The Mew looked into the terms of the mortgages we can qualify for, and it's looking like we should rent for a little while first. Here's hoping we can find a place that will A) rent to foreigners and B) allow said foreigners to have two cats. Sometimes one cat is okay, sometimes a small dog is okay but no cats, two cats will limit our options.
This past weekend was spent in Shibuya (all things fashionable and pop culture), Harajuku (all things subculture and otherwise bizarre by normal standards), and Akihabara (Electric Town, the place where you can find all manner of electronics and parts, often inexpensively).
Shoes! I'm not really a shoe girl, myself, but I want to do as the Romans do, and that necessitates high heels that I can walk in for miles. Almost all the footwear here is at least a little padded, and I've seen a lot of shoes that I'd wear, at a reasonable price, but none that are big enough for my huge gaijin feet. I think I need to find a drag queen shoe store.
On the other hand, this is possibly the first time that not being overly buxom is working in my favor. I got two new shirts, one in Shibuya and one in Harajuku. You can guess which one I can wear to more places, but the one with the collar rocks so hard I couldn't resist.
I sampled another new soda, ginger-flavored. It's okay, but not my favorite. It's less like ginger ale and more like the ginger you get with sushi, but in soda form.
This is some eye-catching marketing in Shibuya - just below the "WE ARE HERE" is the door to the building. I couldn't back up far enough to get it all in one shot. But I bet I could find this place, even if I couldn't tell you right off what it is, exactly. Bait and tackle shop? Fish store?
This isn't the largest or busiest intersection in Tokyo, but it's bigger than what I'm used to:
GIANT CLAW MACHINES in Akihabara! This is no Walmart, three-year-old-gets-stuck-inside machine. This is a could-be-rented-out-as-a-studio-apartment machine.

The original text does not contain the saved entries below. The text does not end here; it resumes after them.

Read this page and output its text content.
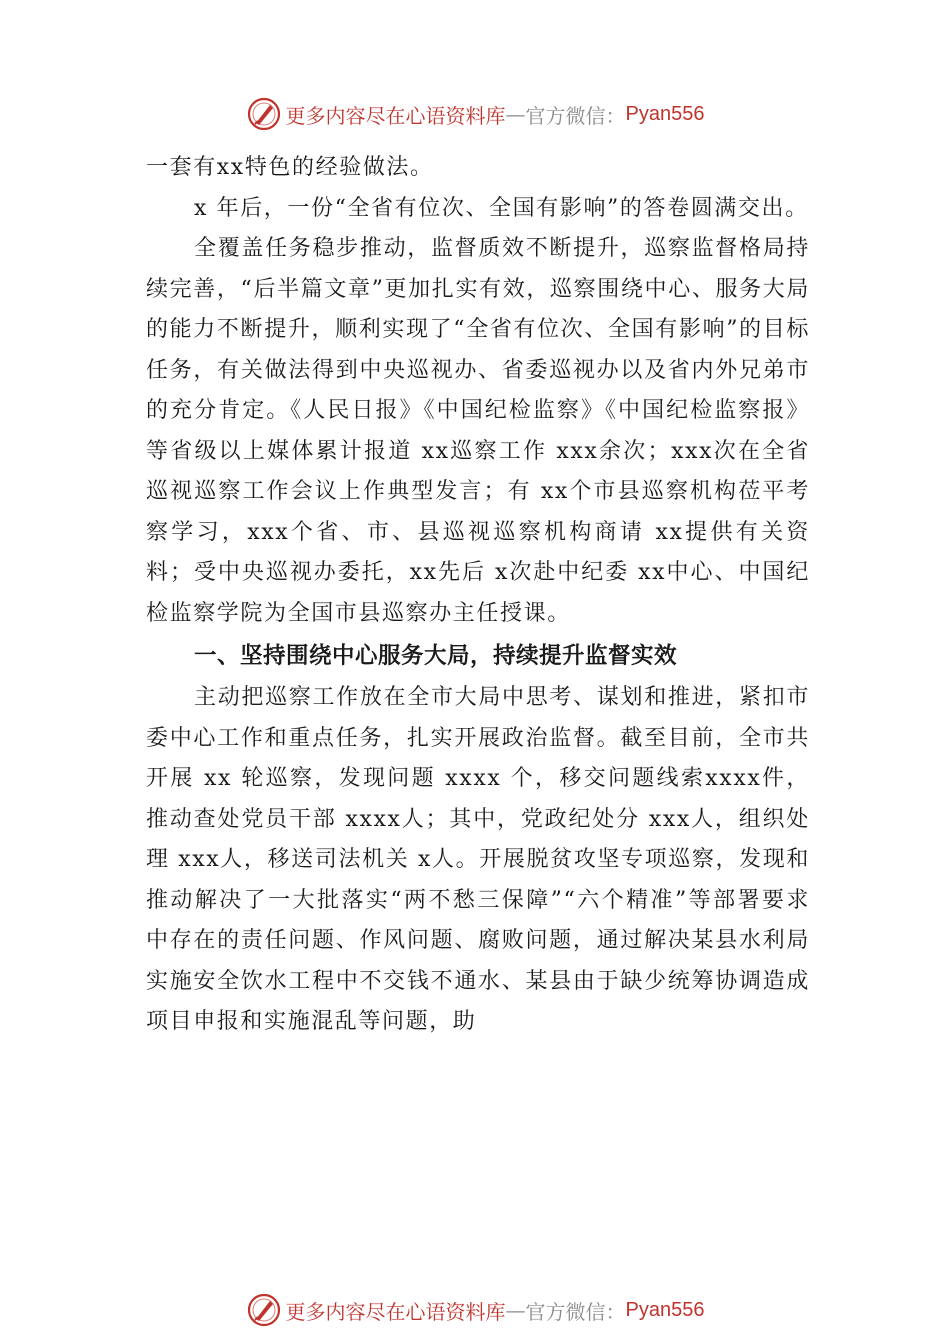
更多内容尽在心语资料库 — 官方微信： Pyan556

一套有xx特色的经验做法。

x 年后，一份“全省有位次、全国有影响”的答卷圆满交出。

全覆盖任务稳步推动，监督质效不断提升，巡察监督格局持续完善，“后半篇文章”更加扎实有效，巡察围绕中心、服务大局的能力不断提升，顺利实现了“全省有位次、全国有影响”的目标任务，有关做法得到中央巡视办、省委巡视办以及省内外兄弟市的充分肯定。《人民日报》《中国纪检监察》《中国纪检监察报》等省级以上媒体累计报道 xx巡察工作 xxx余次；xxx次在全省巡视巡察工作会议上作典型发言；有 xx个市县巡察机构莅平考察学习，xxx个省、市、县巡视巡察机构商请 xx提供有关资料；受中央巡视办委托，xx先后 x次赴中纪委 xx中心、中国纪检监察学院为全国市县巡察办主任授课。

一、坚持围绕中心服务大局，持续提升监督实效

主动把巡察工作放在全市大局中思考、谋划和推进，紧扣市委中心工作和重点任务，扎实开展政治监督。截至目前，全市共开展 xx 轮巡察，发现问题 xxxx 个，移交问题线索xxxx件，推动查处党员干部 xxxx人；其中，党政纪处分 xxx人，组织处理 xxx人，移送司法机关 x人。开展脱贫攻坚专项巡察，发现和推动解决了一大批落实“两不愁三保障”“六个精准”等部署要求中存在的责任问题、作风问题、腐败问题，通过解决某县水利局实施安全饮水工程中不交钱不通水、某县由于缺少统筹协调造成项目申报和实施混乱等问题，助

更多内容尽在心语资料库 — 官方微信： Pyan556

I haven't the faintest idea what's in those tubes, but they're about four feet long. Of course the claw didn't pick one up, but that's par for the course.
This one, on the other hand...
I'm not sure how to describe these other than barbecue-flavored churros. Weird.
Near-favorite food: taiyaki (ty-yah-kee). Thin fish-shaped waffles filled with delight. In this case, chocolate waffle filled with coffee-flavored custard or pudding. Mouth-burningly fresh and irresistible. Makes mews happy. There are several other flavors, but I can't remember what they are.
In Harajuku, there are a lot of goth/punk stores and a good amount of candy-colored hair...if only the Mew and I had had access to this ten years ago, before we had to tone down the style and be respectable adults. (Wistful sigh.) At least I got that shirt out of it.
We visited a nearby shrine, and on the way we passed what I can only guess is where the drag queens hung out to be the center of attention. Tourists were lined up around them, taking pictures. I should have asked them where they buy their shoes, but my language skills aren't quite there yet.
They were fabulous. I have no idea what the one on the left is holding, but the one on the right is singing (atrociously) along with some music playing on the stereo by their feet.
Time for the Lost and Found story.
Here is another example of how Japan is amazing. Each train car has a shelf at about eye level that serves as overhead baggage when the train is crowded. We had a momentary lapse of sanity and left a bag on one of those shelves. As soon as we realized it, we said a lot of bad words. Then we found the station master's office where we had four very nice station officers using their limited English with our even more limited Japanese to figure out which train it was, where it was at the moment, what the bag looked like, and what was in it. That same train returned to the station in a few minutes and the station officers got in each car with us to visually scan the luggage racks. We didn't find it, so we got a reference number and claim ticket with instructions to call the next day in case it was found and turned in.
We had our friend that lives in Asakusa call for us the next afternoon, and get this - the bag had been turned in and nothing was missing. Japan for the win.